Waverley/Chapitre XXXII

Waverley ou Il y a soixante ans
Traduction par Albert Montémont.
Ménard (Œuvres de Walter Scott, volume 5p. 272-278).


CHAPITRE XXXII.

UNE CONFÉRENCE ET SES RÉSULTATS.


Le major Melville avait retenu M. Morton pendant l’interrogatoire de Waverley, pour deux motifs : il espérait pouvoir profiter de son bon sens, de ses lumières, et de son attachement reconnu au gouvernement établi ; il voulait en outre avoir un témoin de la franchise sans bornes et de la loyauté de ses procédés, quand il s’agissait de l’honneur et de la vie d’un jeune Anglais d’un haut rang, d’une famille distinguée, et l’héritier présomptif d’une très-grande fortune.

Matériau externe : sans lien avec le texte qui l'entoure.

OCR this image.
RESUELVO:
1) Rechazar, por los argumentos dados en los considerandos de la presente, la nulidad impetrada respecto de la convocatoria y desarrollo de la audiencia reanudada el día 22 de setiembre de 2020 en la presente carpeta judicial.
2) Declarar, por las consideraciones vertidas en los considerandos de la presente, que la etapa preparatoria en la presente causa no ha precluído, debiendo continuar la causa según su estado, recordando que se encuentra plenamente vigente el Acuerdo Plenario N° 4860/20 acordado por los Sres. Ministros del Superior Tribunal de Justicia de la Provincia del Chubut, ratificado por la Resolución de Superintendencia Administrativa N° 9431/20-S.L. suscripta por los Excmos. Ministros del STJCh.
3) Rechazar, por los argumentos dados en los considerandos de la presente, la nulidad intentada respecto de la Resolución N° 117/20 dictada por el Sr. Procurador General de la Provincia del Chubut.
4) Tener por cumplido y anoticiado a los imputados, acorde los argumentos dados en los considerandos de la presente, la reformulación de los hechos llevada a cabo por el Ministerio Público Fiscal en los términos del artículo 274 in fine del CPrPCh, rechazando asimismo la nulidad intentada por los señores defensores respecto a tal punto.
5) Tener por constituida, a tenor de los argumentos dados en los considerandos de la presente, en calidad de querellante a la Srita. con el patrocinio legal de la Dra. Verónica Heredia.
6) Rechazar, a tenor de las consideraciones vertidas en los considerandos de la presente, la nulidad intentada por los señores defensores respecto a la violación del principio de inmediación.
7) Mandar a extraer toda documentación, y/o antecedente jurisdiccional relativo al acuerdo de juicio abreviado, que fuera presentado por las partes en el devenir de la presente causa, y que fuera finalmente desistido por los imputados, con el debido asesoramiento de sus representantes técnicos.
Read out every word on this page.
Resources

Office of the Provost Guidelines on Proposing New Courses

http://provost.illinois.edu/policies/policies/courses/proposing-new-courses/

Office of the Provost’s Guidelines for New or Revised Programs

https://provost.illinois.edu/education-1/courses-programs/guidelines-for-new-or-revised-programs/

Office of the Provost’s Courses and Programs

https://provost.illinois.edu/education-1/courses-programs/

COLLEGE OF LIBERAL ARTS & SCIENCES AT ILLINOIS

Chaque pièce de cette instruction serait soigneusement examinée ; il tenait, pour sa justification personnelle, à mettre sa justice et son intégrité au-dessus de toute espèce de soupçon.

Waverley retiré, le laird et l’ecclésiastique s’assirent en silence devant la table dressée pour le souper. Tant que les domestiques furent là, ni l’un ni l’autre ne se souciait de parler du sujet qui l’occupait, et était peu disposé aussi à en choisir un autre. La jeunesse de Waverley, la candeur qui paraissait dans toutes ses réponses, formaient un contraste singulier avec les tristes soupçons qui planaient sur lui ; il y avait en lui une naïveté, des manières libres et ouvertes, qui semblaient annoncer un jeune homme peu familier aux ruses de l’intrigue, et qui plaidaient hautement en sa faveur.

M. Morton et le major repassaient dans leurs souvenirs les particularités de l’interrogatoire, et chacun les voyait diversement, selon ses propres sentiments. Tous deux étaient doués d’un esprit vif et perçant, tous deux également en état de combiner entre elles les diverses circonstances d’un récit, et d’en tirer des conséquences justes et bien déduites ; mais la différence de leur éducation et de leurs habitudes leur faisait souvent tirer des mêmes faits des conclusions bien peu d’accord entre elles.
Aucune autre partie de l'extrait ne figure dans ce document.